The Xindi shuttle set had been constructed for "Hatchery", while a new set was constructed for the bridge of the Enterprise-J, which consisted mostly of a green screen. The future Enterprise was designed by Doug Drexler, who drew the first design only two days prior to the production meeting for the episode. The computer generated model was created in a few hours, and Drexler later said that they would have finished it differently. He imagined that the vessel was so large that there would be universities and entire parks on board, with the turbolifts replaced by short range transporters. More than one design was created, with the final version created with elements from different designs. One of the elements incorporated into the version seen on screen was a reduction in the size of the warp nacelle supports as Drexler said that he did not like that they had increased in size. John Eaves also created a number of designs for aquatic Xindi vessels for use in the episode, as well as a rejected design for the superweapon.

==Reception==
"Azati Prime" was first aired in the United States on UPN on March 3, 2004. It received a 2.6/4 percent share among adults. This means that it was seen by 2.6 percent of all households, and four percent of all of those watching television at the time of the broadcast. Enterprise was the sixth most watched program in the time slot, behind Smallville on The WB. It was estimated that "Azati Prime" was watched by 4.02 million viewers, which was less than recent episodes had received.

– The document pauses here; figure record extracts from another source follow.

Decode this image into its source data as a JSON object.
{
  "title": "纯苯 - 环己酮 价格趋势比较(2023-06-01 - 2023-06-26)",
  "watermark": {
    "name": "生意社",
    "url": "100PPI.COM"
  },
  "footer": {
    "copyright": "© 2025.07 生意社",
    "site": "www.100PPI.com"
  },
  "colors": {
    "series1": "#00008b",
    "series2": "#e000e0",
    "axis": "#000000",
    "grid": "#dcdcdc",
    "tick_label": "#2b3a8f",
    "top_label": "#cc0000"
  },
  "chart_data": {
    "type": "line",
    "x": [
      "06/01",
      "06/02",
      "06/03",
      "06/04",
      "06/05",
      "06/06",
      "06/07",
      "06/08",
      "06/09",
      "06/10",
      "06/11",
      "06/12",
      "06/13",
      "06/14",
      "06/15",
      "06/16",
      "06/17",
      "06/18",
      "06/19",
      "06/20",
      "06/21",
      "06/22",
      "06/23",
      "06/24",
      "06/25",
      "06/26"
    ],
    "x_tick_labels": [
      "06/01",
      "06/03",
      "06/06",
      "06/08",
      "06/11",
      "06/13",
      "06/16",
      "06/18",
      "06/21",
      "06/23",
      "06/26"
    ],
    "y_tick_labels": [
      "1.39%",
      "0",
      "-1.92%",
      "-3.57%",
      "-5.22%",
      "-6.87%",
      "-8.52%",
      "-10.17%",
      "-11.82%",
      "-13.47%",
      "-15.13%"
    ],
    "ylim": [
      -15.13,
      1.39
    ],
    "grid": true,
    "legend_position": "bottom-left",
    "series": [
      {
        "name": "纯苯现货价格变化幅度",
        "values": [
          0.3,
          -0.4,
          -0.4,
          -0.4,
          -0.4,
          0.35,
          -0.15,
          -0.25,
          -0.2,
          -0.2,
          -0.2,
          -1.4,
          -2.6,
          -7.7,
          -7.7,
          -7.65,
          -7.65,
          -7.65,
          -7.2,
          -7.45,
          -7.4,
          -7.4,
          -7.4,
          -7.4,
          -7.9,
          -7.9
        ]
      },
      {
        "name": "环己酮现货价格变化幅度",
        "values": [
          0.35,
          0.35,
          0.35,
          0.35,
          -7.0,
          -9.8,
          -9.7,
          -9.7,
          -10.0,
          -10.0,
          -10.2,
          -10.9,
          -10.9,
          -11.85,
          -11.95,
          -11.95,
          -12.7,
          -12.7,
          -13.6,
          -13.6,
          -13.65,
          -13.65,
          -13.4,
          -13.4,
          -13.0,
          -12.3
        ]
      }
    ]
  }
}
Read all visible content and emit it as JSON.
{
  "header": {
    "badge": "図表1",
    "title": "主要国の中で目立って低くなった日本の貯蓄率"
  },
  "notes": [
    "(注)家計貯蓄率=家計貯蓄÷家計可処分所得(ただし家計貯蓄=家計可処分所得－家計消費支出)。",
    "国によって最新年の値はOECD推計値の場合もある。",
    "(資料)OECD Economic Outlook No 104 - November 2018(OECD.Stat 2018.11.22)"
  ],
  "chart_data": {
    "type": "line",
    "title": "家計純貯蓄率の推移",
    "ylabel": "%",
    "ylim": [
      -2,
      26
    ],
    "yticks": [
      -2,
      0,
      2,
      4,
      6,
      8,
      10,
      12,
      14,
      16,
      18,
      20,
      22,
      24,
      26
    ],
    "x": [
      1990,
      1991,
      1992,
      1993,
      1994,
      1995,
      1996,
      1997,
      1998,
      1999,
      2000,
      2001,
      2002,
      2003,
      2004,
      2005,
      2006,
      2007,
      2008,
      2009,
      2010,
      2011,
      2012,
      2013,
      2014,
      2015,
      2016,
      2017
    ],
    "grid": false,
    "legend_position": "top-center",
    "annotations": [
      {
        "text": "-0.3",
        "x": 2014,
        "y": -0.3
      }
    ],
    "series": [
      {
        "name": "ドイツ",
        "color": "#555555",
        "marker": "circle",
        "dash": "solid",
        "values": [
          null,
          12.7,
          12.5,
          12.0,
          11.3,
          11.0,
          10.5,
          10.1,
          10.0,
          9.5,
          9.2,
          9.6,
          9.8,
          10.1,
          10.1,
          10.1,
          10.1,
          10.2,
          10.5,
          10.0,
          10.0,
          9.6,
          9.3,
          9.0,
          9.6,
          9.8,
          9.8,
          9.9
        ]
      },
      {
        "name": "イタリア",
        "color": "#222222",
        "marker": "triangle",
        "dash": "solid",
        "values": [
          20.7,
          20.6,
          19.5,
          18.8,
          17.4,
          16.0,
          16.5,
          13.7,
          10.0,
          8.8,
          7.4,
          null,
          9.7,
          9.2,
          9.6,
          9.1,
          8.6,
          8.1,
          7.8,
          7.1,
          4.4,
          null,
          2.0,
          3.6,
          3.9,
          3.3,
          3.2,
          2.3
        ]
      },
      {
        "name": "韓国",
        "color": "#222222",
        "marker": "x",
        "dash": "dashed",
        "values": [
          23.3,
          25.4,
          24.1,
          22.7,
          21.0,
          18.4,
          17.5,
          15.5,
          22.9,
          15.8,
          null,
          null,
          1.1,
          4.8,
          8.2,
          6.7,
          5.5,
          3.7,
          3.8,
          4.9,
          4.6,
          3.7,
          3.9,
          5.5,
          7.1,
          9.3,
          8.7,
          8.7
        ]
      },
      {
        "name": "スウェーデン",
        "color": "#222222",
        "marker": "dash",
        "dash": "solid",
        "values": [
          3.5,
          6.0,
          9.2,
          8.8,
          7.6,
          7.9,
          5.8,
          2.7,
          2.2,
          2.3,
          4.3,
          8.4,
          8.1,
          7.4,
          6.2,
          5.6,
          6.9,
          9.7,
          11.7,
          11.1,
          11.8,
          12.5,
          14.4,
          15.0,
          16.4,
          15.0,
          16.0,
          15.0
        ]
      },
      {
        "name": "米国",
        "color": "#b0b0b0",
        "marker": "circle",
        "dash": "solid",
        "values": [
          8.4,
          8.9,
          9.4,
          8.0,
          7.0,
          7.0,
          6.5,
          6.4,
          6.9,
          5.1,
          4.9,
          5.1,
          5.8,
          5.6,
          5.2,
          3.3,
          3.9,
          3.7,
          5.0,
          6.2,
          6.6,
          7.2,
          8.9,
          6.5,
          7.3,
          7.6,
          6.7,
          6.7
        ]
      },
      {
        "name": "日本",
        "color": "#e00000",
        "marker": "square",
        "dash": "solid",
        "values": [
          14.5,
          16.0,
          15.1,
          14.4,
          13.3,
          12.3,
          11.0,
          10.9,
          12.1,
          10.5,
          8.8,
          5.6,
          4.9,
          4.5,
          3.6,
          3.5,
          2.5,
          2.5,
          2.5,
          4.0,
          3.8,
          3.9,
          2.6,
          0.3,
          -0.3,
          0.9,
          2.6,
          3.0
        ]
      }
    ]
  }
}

Michelle Erica Green of TrekNation compared elements of the episode to the Star Wars franchise, such as the Xindi super-weapon standing in for the Death Star. She found the pacing made the episode "engrossing" and thought that the action sequences would qualify it for technical Emmy Awards. She said that the one flaw in the episode was the characterization of Archer and T'Pol, as she felt that some of their actions were implausible. Jamahl Epsicokhan on his website Jammer's Reviews, gave "Azati Prime" a rating of three and a half out of four. He thought it was compelling and was impressed with how elements of earlier episodes were brought together, also saying that it was "possibly the most entertaining episode of Enterprise yet this season". Aint It Cool News gave the episode a rating of 3.5 out of five, and generally praised the episode, but complained that Archer found himself in a prison cell yet again. Film and television critic Jordan Hoffman gave the episode four out of five, and said that the Xindi story-line was reaching a peak.

James Gray writing for The Digital Fix said "Azati Prime" was probably the best episode in the series yet, and had the best space battle scene of all Star Trek television and movies up to that time. Io9 ranked the spacecraft design shown in this episode, the Enterprise-J, as the eleventh best version of the starship Enterprise in the Star Trek franchise.

==Home media release==
The only home media release of "Azati Prime" has been as part of the season three DVD box set, released in the United States on September 27, 2005. The Blu-ray release of Enterprise was announced in early 2013 and season three is expected to be released in January 2014.